Re: force mpi thread on physical cpu

lspes · ‎10-28-2005

I would like to know how to force a thread to be executed on a physical cpu in case of a dual-cpu with hyperthreading.

Hyperthreading should be very usefull but I guess that if I launch a program with mpi on a dual processor, I have two threads running on the cpu. In order to use the ht properly, I would like to get the two threads running only on physical cpu even if the treads can be balance between the logical cpu.

What I want to avoid is to get the two threads running on two logical cpu belonging to the same physical processor

jim_dempsey · ‎10-28-2005

Using Google search for

set thread affinity site:microsoft.com

One of the early links get you to

http://msdn.microsoft.com/library/default.asp?url=/library/en-us/dllproc/base/setthreadaffinitymask.asp

There are other topics related to threads.

Remeber the function call takes the Windows thread handle and not the OpenMP team thread number.

Jim Dempsey

TimP · ‎10-29-2005

The problem of writing a scheduler which optimizes HyperThreading was one of the first motivations for improved scheduling in the 2.5 and 2.6 linux kernels. When starting up a thread, an idle physical processor is preferred over a logical processor whose sibling is already busy.
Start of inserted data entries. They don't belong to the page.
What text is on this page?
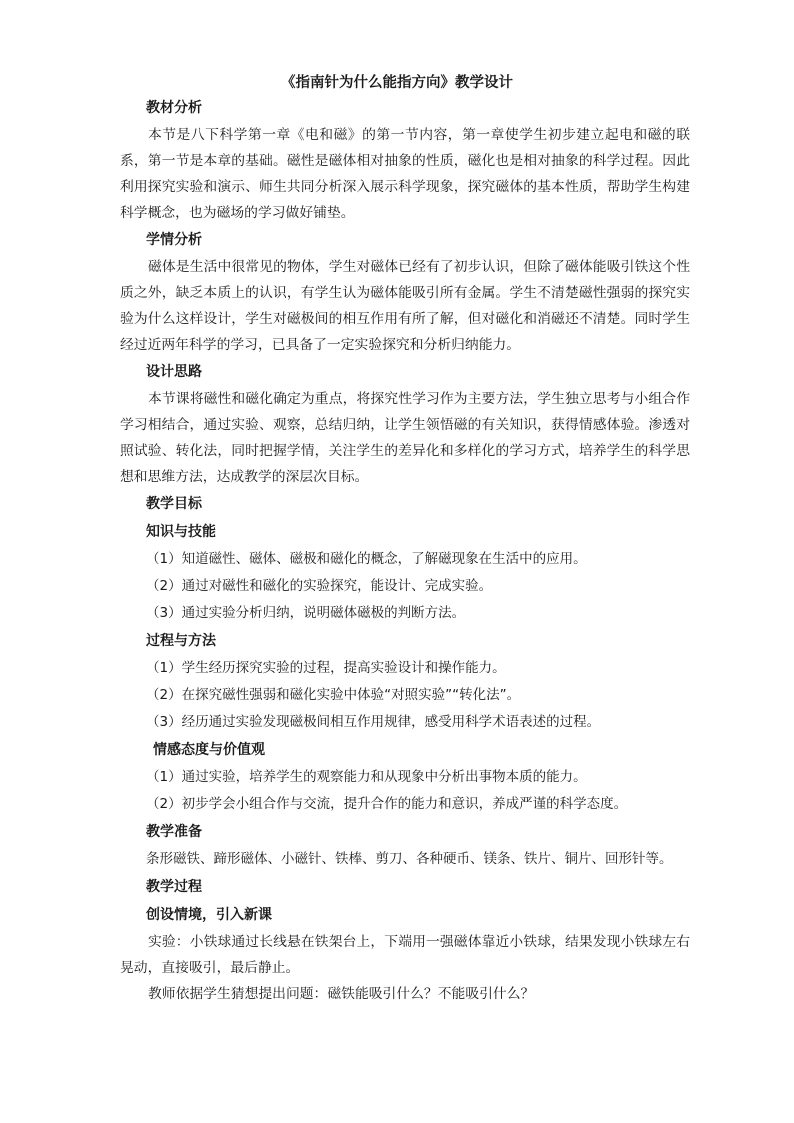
《指南针为什么能指方向》教学设计
教材分析

本节是八下科学第一章《电和磁》的第一节内容，第一章使学生初步建立起电和磁的联系，第一节是本章的基础。磁性是磁体相对抽象的性质，磁化也是相对抽象的科学过程。因此利用探究实验和演示、师生共同分析深入展示科学现象，探究磁体的基本性质，帮助学生构建科学概念，也为磁场的学习做好铺垫。

学情分析

磁体是生活中很常见的物体，学生对磁体已经有了初步认识，但除了磁体能吸引铁这个性质之外，缺乏本质上的认识，有学生认为磁体能吸引所有金属。学生不清楚磁性强弱的探究实验为什么这样设计，学生对磁极间的相互作用有所了解，但对磁化和消磁还不清楚。同时学生经过近两年科学的学习，已具备了一定实验探究和分析归纳能力。

设计思路

本节课将磁性和磁化确定为重点，将探究性学习作为主要方法，学生独立思考与小组合作学习相结合，通过实验、观察，总结归纳，让学生领悟磁的有关知识，获得情感体验。渗透对照试验、转化法，同时把握学情，关注学生的差异化和多样化的学习方式，培养学生的科学思想和思维方法，达成教学的深层次目标。

教学目标
知识与技能
（1）知道磁性、磁体、磁极和磁化的概念，了解磁现象在生活中的应用。
（2）通过对磁性和磁化的实验探究，能设计、完成实验。
（3）通过实验分析归纳，说明磁体磁极的判断方法。
过程与方法
（1）学生经历探究实验的过程，提高实验设计和操作能力。
（2）在探究磁性强弱和磁化实验中体验“对照实验”“转化法”。
（3）经历通过实验发现磁极间相互作用规律，感受用科学术语表述的过程。
情感态度与价值观
（1）通过实验，培养学生的观察能力和从现象中分析出事物本质的能力。
（2）初步学会小组合作与交流，提升合作的能力和意识，养成严谨的科学态度。
教学准备
条形磁铁、蹄形磁体、小磁针、铁棒、剪刀、各种硬币、镁条、铁片、铜片、回形针等。
教学过程
创设情境，引入新课

实验：小铁球通过长线悬在铁架台上，下端用一强磁体靠近小铁球，结果发现小铁球左右晃动，直接吸引，最后静止。

教师依据学生猜想提出问题：磁铁能吸引什么？不能吸引什么？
If there is no physical processor idle, a logical processor on the same physical processor where the thread ran last is preferred, in the hope of optimizing cache use.
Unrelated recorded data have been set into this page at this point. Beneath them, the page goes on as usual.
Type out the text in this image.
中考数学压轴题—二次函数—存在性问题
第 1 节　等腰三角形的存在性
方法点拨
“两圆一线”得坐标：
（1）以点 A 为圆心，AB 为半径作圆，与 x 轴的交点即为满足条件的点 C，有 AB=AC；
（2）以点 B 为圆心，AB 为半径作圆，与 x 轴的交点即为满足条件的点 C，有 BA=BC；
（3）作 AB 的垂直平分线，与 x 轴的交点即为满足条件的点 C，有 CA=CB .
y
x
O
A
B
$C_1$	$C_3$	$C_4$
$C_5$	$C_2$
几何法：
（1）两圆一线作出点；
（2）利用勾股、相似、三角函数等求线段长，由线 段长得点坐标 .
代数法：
Dual core introduced an intermediate level which schedulers must take into account, requiring corresponding information from the BIOS. When combined with HyperThreading, it makes all these demands on the scheduler even on a single package system.

The usual problem is to spread the work evenly across separate physical CPUs, and then across separate cores, before using multiple HyperThread logical processors on the same CPU. Red Hat EL3_U2, SuSE 9.3, and equivalent linux distros introduce multi-core aware scheduling which does that often enough to show measurable advantage over older schedulers.
It may happen that MS MPI will incorporate some kind of dual core aware scheduling, since it doesn't appear to be coming any time soon in the Windows scheduler.
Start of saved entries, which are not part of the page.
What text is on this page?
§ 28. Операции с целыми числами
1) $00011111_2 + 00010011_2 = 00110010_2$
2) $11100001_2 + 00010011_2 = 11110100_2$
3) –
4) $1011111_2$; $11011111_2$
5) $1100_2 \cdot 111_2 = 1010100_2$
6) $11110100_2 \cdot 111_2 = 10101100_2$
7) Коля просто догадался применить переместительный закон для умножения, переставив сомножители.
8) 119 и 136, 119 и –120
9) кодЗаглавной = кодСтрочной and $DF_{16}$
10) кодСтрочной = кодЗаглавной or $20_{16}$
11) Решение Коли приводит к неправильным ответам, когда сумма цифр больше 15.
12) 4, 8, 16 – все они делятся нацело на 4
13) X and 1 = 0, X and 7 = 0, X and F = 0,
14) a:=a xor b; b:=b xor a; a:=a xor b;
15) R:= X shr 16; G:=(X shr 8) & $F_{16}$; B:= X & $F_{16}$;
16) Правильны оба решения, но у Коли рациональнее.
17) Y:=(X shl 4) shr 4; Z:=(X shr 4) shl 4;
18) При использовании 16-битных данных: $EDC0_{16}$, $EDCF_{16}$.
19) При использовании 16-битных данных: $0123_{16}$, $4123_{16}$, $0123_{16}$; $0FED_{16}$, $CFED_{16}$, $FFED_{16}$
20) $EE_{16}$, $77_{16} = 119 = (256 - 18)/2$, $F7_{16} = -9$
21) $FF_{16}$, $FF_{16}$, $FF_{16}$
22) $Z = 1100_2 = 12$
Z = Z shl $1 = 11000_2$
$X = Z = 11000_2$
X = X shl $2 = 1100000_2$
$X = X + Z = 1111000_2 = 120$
Message Edited by tim18 on 10-28-2005 06:46 PM

jim_dempsey · ‎10-29-2005

From what I can interpret, HT suffers from a cache that was designed for a single (virtual) processor. If more effort is put into the cache design to eliminate aliasing of addresses then most of the adverse cache interaction would be eliminated (but there will undoubtably be a second most adverse cache interaction). Other than for dual cores or multi-cores, or multiple chips the cache interaction is likely to remain (why put the effort into fixing an old design).

This brings me to the question that someone might be able to answer. On a single core with HT can the cache-ing be disabled for one of the virtual processors? Let one thread run slower (but not trash the other thread's cache).

Jim Dempsey

lspes · ‎10-31-2005

Thanks a lot for your answers.

So If I fully understand to get the best usage of hyperthreading, I should use a linux kernel 2.5 or 2.6 in which the scheduler is optimized for HT.

Again, If I understand, with a 2.6 kernel, one a dual smp processor ht, when I run a mpi program on the two processor, the calculations is spread in two threads, the threads are launched on each physical cpu and only switch between the logical cpu belonging to a physical ones and if things going well at any time, we have the two threads of calculations running on 2 logical cpu belonging to only one physical.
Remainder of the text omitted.